PELHAM, NY --
Curated by Katharine Dufault
September 14-October 27, 2018
Opening Reception Friday, September 14, 6:30-8:00 pm
At 5:30 – 6:30 pm there will be an opening of a new sculpture installation in our courtyard
by Sui Park
Free and Open to All
To Wax Poetic is to grow more expansive or expressive lyrically. Growth and transformation is inherent in the verb to wax, and within the creative or poetic process itself. Each of the six New York based artists in this exhibition has created a symbolic language, or aesthetic, using encaustic paint. Encaustic is the ancient medium of beeswax, resin and pigment, applied while molten. The medium is highly adaptable and each artist has works selected to show the possibilities of the medium and the breadth of their vision.

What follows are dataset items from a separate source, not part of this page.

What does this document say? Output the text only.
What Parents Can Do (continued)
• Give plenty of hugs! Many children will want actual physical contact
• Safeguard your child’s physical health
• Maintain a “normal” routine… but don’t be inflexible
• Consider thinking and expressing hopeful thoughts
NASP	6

Cecile Chong builds up multiple smooth layers of clear/natural wax and transparent colors to create ambiguous landscape spaces. She inhabits them with diminutive figures finely etched into the wax - a woman in traditional Asian garb and a western child in 1940’s style outfit. Her “work address ideas of cultural interaction and interpretation.” She “is interested in how we acquire and share culture, and how world cultures overlap.”

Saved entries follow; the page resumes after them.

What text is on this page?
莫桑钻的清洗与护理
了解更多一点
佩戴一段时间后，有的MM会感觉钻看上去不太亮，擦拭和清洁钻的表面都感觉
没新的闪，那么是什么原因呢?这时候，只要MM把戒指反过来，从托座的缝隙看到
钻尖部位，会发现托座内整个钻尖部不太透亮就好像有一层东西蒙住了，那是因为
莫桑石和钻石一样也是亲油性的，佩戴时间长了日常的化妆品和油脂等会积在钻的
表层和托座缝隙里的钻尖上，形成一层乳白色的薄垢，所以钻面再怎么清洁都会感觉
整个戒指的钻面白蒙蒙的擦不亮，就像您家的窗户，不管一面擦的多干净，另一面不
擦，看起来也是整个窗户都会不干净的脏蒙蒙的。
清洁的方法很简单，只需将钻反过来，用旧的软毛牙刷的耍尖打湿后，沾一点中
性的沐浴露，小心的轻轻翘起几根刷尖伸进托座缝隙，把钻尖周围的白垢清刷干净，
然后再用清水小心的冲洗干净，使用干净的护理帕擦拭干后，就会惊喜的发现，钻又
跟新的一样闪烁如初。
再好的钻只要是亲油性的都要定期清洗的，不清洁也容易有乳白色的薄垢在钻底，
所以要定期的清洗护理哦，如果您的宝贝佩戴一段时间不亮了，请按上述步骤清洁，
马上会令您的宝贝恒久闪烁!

Michael David embeds found objects in the encaustic to create large, powerfully physical paintings with narrative abstraction and spiritual metaphors. He” loves the immediacy of the encaustic process, the physicality” and feels it is “a perfect actualization of himself through painting.” Renowned art critic Donald Kuspit has described Michael David as possibly “the most innovative master of immediate surface since the Abstract Expressionists.”
Katharine Dufault applies the molten wax like paint to create brightly saturated images. In her recent work, areas of color in abstracted natural forms recall plants or flowers. She layers and scrapes to achieve the right balance of color and shape in her compositions. "I want the work to attract the viewer with beauty and simultaneously prompt curiosity. I attempt a modern rendering of the ancient form."
Gene Kiegel builds up a highly textured surface in his monochromatic works. He “aims to showcase the beauty of simple organic reactions, which are present all around us but often overlooked in our fast-paced and hyper-stimulated world.” He employs a dry brush technique, allowing wax to generate its own organic forms.
Melissa Rubin builds up layers of colored wax, transfers and fine etching to create the lyrical and ancient looking works of her ’Fragments’ series. The “series is directly inspired by the shards of ceramics and pottery” found washed up on the beach near her Rockaway Beach studio.
Deborah Winiarski uses fabric and pigmented wax to create raised and textured surfaces which undulate across the surface of the substrate. Beginning with encaustic monotype directly onto the fabric, she then composes the colored strips across the surface to create richly colored works. “The torn and folded strips provide dimension and color, their edges create line.”